THE president of Syria is in a fix. Bashar Assad must decide whether to copy the tactics of Hosni Mubarak, who tried too late to appease the protesters, or those of Muammar Qaddafi, who killed many hundreds of his people when they turned against him. But he is swinging between those two poles. Neither course is doing him much good. The killing of at least 15 people in the early hours of April 19th in Homs, the country’s third city after Damascus, the capital, and Aleppo, may have marked a turning point. Mr Assad’s grip looks increasingly weak.
His first attempt at dampening dissent by promising reform, in an address to parliament on March 30th, was a failure, because his belated offer seemed vague and haughtily insincere. On April 16th he tried again, this time with a speech to government insiders. He said citizens needed dignity. He acknowledged Syria’s economic woes and spared his audience his usual railing against foreign conspiracies. He sounded more sincere (and more desperate) than before. He may even have been trying to signal a change of tack. But the people on the street no longer take much notice. The protests in Homs got going immediately after his second speech.
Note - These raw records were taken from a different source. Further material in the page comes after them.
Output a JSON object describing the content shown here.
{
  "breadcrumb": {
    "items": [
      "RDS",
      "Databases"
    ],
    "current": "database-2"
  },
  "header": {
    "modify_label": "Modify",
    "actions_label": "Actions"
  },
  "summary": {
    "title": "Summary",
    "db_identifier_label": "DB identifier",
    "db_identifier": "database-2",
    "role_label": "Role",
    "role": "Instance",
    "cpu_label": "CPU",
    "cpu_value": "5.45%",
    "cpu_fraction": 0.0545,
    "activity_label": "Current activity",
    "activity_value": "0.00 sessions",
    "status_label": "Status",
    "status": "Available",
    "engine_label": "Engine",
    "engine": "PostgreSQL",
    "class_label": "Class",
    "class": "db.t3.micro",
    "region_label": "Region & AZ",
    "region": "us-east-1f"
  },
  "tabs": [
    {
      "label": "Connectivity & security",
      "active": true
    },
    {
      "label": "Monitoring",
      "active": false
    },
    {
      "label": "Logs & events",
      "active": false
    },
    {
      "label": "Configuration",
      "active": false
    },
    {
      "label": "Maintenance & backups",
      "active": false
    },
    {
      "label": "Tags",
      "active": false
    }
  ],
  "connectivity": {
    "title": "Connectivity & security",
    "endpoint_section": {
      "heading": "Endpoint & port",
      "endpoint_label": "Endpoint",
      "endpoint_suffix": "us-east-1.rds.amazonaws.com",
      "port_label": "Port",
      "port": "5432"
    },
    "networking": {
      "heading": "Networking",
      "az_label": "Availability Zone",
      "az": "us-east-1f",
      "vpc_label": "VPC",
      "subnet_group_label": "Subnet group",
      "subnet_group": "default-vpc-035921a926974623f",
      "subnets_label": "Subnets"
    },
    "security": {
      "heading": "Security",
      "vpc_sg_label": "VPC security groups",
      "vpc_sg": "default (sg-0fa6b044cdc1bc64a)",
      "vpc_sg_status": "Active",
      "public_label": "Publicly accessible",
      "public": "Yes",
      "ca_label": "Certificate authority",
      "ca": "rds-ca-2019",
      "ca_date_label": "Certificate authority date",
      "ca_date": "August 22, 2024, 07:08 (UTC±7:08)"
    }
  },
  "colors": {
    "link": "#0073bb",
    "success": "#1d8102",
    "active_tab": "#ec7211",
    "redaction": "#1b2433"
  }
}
He is also taking a risk by blaming conservative Sunnis for the recent troubles, linking them to militant Islamists such as al-Qaeda. “Their terrorist activities will not be tolerated,” say government spokesmen. Such charges raise the spectre of the 1980s, when a revolt by the Muslim Brothers was ruthlessly suppressed, leaving around 20,000 dead. Mr Assad may not be as brutal as his father, Hafez Assad, who oversaw that wave of repression—and survived. Yet if he is not, his days in charge may be numbered.